Waste Technology Helping us Re-use our Rubbish

By September 14, 2020Uncategorized

A recent article in the Guardian asked whether new industrial waste technology, coupled with a change in public behaviour could eliminate the need for landfill sites. New techniques are enabling some waste to be dug up and the methane gas it produces to be used to generate electricity; other rubbish is being re-used as building materials.

Recycling in the UK has undoubtedly been effective at cutting down on waste because only 50 per cent of our household waste ends up in landfill. While 50 per cent might sound like a good reduction that still means tens of millions of tonnes of trash is not being recycled. But even so we can see that with technological advances from comapnies such as Advanced Plasma Power (APP) that there might be a future ahead of us where most, if not all, of our waste is re-used or recycled.

Typical waste reprocessing plants that incinerate waste instead can process up to 170,000 tonnes of rubbish each year, which is equivalent to the amount of waste produce by a large city. This quantity can create enough gas to generate sufficient electricity to power up to 9,000 homes. The same process produces, as a by-product, approximately 20,000 tonnes of aggregate that can be used in the construction industry.

Waste plants that are already using these incineration methods have not completely eliminated waste because ash is also produced as a by-product and cannot currently be re-used but companies hope to find a use for it in the future.

Burning waste, even when it produces useable end-products is not necessarily the perfect solution because it reduces the possibilities for recycling and some people believe we should focus more on re-use rather than simply destroying our waste.

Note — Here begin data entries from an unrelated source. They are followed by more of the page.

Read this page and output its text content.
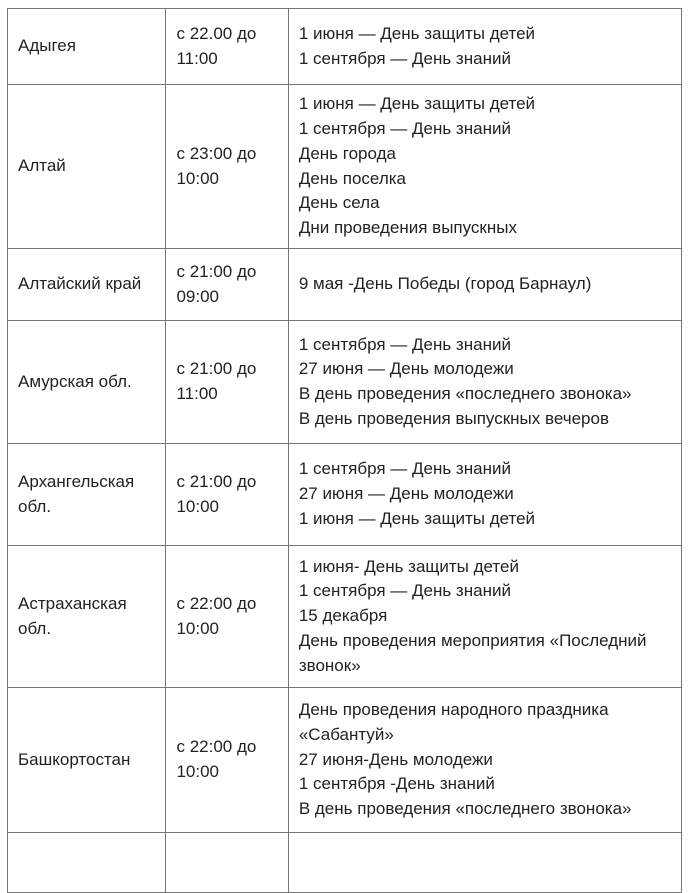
Адыгея	с 22.00 до 11:00	1 июня — День защиты детей
1 сентября — День знаний

Алтай	с 23:00 до 10:00	
1 июня — День защиты детей
1 сентября — День знаний
День города
День поселка
День села
Дни проведения выпускных

Алтайский край	с 21:00 до 09:00	9 мая -День Победы (город Барнаул)

Амурская обл.	с 21:00 до 11:00	1 сентября — День знаний
27 июня — День молодежи
В день проведения «последнего звонока»
В день проведения выпускных вечеров

Архангельская обл.	с 21:00 до 10:00	1 сентября — День знаний
27 июня — День молодежи
1 июня — День защиты детей

Астраханская обл.	с 22:00 до 10:00	1 июня- День защиты детей
1 сентября — День знаний
15 декабря
День проведения мероприятия «Последний звонок»

Башкортостан	с 22:00 до 10:00	День проведения народного праздника «Сабантуй»
27 июня-День молодежи
1 сентября -День знаний
В день проведения «последнего звонока»
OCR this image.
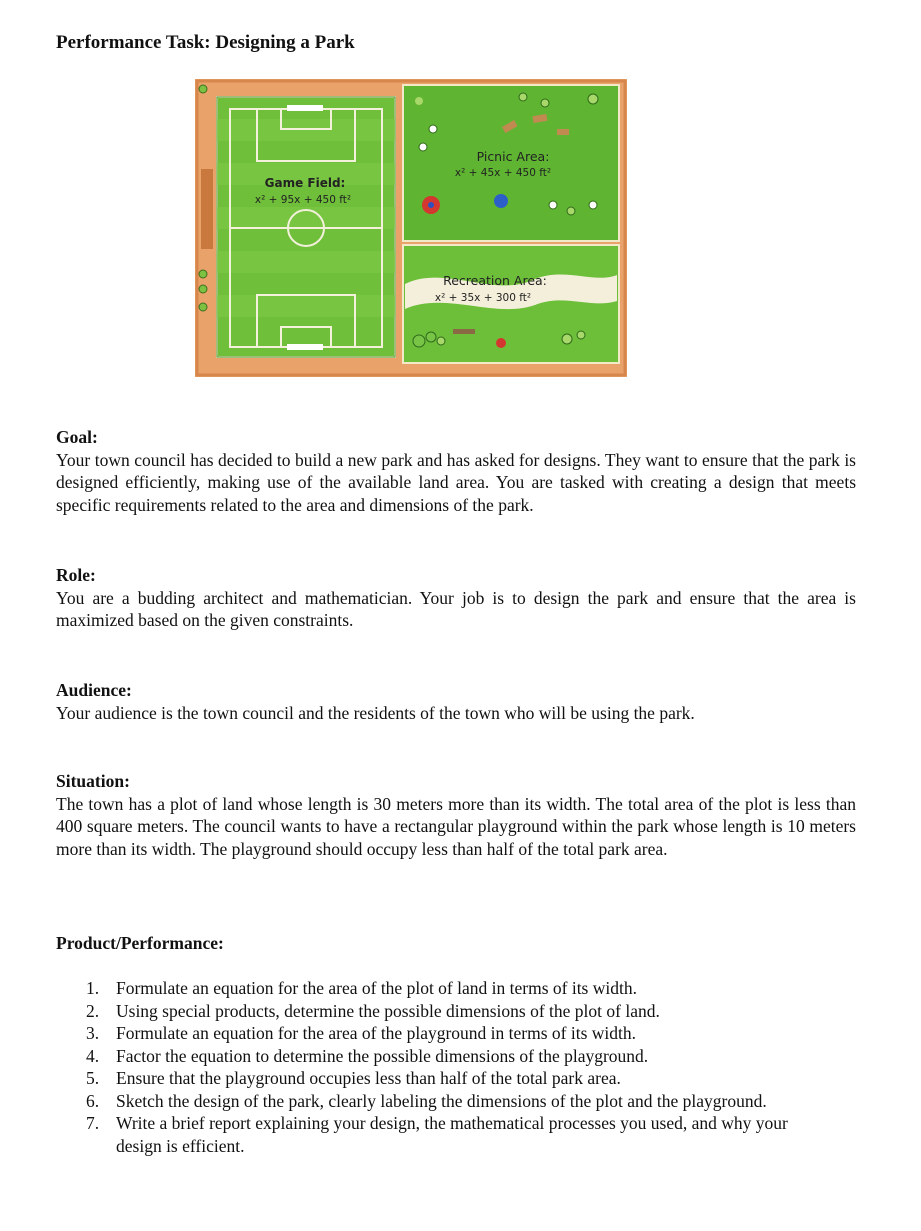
Performance Task: Designing a Park
Game Field:
x² + 95x + 450 ft²
Picnic Area:
x² + 45x + 450 ft²
Recreation Area:
x² + 35x + 300 ft²
Goal:

Your town council has decided to build a new park and has asked for designs. They want to ensure that the park is designed efficiently, making use of the available land area. You are tasked with creating a design that meets specific requirements related to the area and dimensions of the park.

Role:

You are a budding architect and mathematician. Your job is to design the park and ensure that the area is maximized based on the given constraints.

Audience:

Your audience is the town council and the residents of the town who will be using the park.

Situation:

The town has a plot of land whose length is 30 meters more than its width. The total area of the plot is less than 400 square meters. The council wants to have a rectangular playground within the park whose length is 10 meters more than its width. The playground should occupy less than half of the total park area.

Product/Performance:
1. Formulate an equation for the area of the plot of land in terms of its width.
2. Using special products, determine the possible dimensions of the plot of land.
3. Formulate an equation for the area of the playground in terms of its width.
4. Factor the equation to determine the possible dimensions of the playground.
5. Ensure that the playground occupies less than half of the total park area.
6. Sketch the design of the park, clearly labeling the dimensions of the plot and the playground.
7. Write a brief report explaining your design, the mathematical processes you used, and why your design is efficient.
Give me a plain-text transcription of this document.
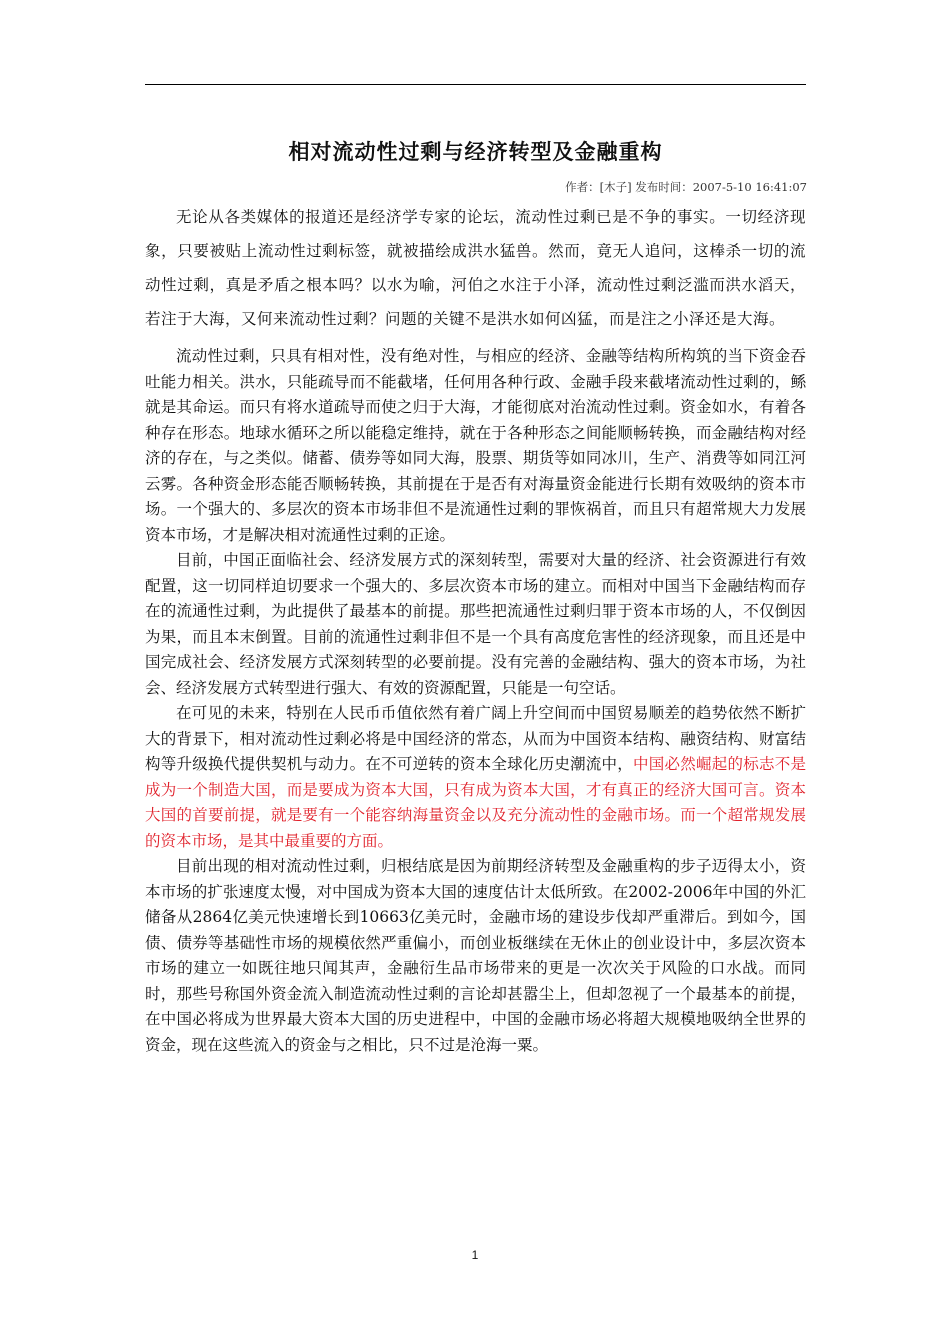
相对流动性过剩与经济转型及金融重构

作者：[木子] 发布时间：2007-5-10 16:41:07

无论从各类媒体的报道还是经济学专家的论坛，流动性过剩已是不争的事实。一切经济现象，只要被贴上流动性过剩标签，就被描绘成洪水猛兽。然而，竟无人追问，这棒杀一切的流动性过剩，真是矛盾之根本吗？以水为喻，河伯之水注于小泽，流动性过剩泛滥而洪水滔天，若注于大海，又何来流动性过剩？问题的关键不是洪水如何凶猛，而是注之小泽还是大海。

流动性过剩，只具有相对性，没有绝对性，与相应的经济、金融等结构所构筑的当下资金吞吐能力相关。洪水，只能疏导而不能截堵，任何用各种行政、金融手段来截堵流动性过剩的，鲧就是其命运。而只有将水道疏导而使之归于大海，才能彻底对治流动性过剩。资金如水，有着各种存在形态。地球水循环之所以能稳定维持，就在于各种形态之间能顺畅转换，而金融结构对经济的存在，与之类似。储蓄、债券等如同大海，股票、期货等如同冰川，生产、消费等如同江河云雾。各种资金形态能否顺畅转换，其前提在于是否有对海量资金能进行长期有效吸纳的资本市场。一个强大的、多层次的资本市场非但不是流通性过剩的罪恢祸首，而且只有超常规大力发展资本市场，才是解决相对流通性过剩的正途。

目前，中国正面临社会、经济发展方式的深刻转型，需要对大量的经济、社会资源进行有效配置，这一切同样迫切要求一个强大的、多层次资本市场的建立。而相对中国当下金融结构而存在的流通性过剩，为此提供了最基本的前提。那些把流通性过剩归罪于资本市场的人，不仅倒因为果，而且本末倒置。目前的流通性过剩非但不是一个具有高度危害性的经济现象，而且还是中国完成社会、经济发展方式深刻转型的必要前提。没有完善的金融结构、强大的资本市场，为社会、经济发展方式转型进行强大、有效的资源配置，只能是一句空话。

在可见的未来，特别在人民币币值依然有着广阔上升空间而中国贸易顺差的趋势依然不断扩大的背景下，相对流动性过剩必将是中国经济的常态，从而为中国资本结构、融资结构、财富结构等升级换代提供契机与动力。在不可逆转的资本全球化历史潮流中，中国必然崛起的标志不是成为一个制造大国，而是要成为资本大国，只有成为资本大国，才有真正的经济大国可言。资本大国的首要前提，就是要有一个能容纳海量资金以及充分流动性的金融市场。而一个超常规发展的资本市场，是其中最重要的方面。

目前出现的相对流动性过剩，归根结底是因为前期经济转型及金融重构的步子迈得太小，资本市场的扩张速度太慢，对中国成为资本大国的速度估计太低所致。在2002-2006年中国的外汇储备从2864亿美元快速增长到10663亿美元时，金融市场的建设步伐却严重滞后。到如今，国债、债券等基础性市场的规模依然严重偏小，而创业板继续在无休止的创业设计中，多层次资本市场的建立一如既往地只闻其声，金融衍生品市场带来的更是一次次关于风险的口水战。而同时，那些号称国外资金流入制造流动性过剩的言论却甚嚣尘上，但却忽视了一个最基本的前提，在中国必将成为世界最大资本大国的历史进程中，中国的金融市场必将超大规模地吸纳全世界的资金，现在这些流入的资金与之相比，只不过是沧海一粟。

1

Waste Technology: Digging up Old Rubbish

Old landfill sites that were being filled before the advent of large scale recycling are known to be full of waste that actually could be recycled – some estimates put that quantity as high as 45 per cent. These products could include millions of tonnes of glass, ceramics, ferrous and non-ferrous metals, plastics, paper, wood and textiles. With new waste technology in action there is now a landfill mining plant in Belgium expected to be operating by 2016 that will be aiming to do just that – reclaim the recyclable materials from old landfill sites.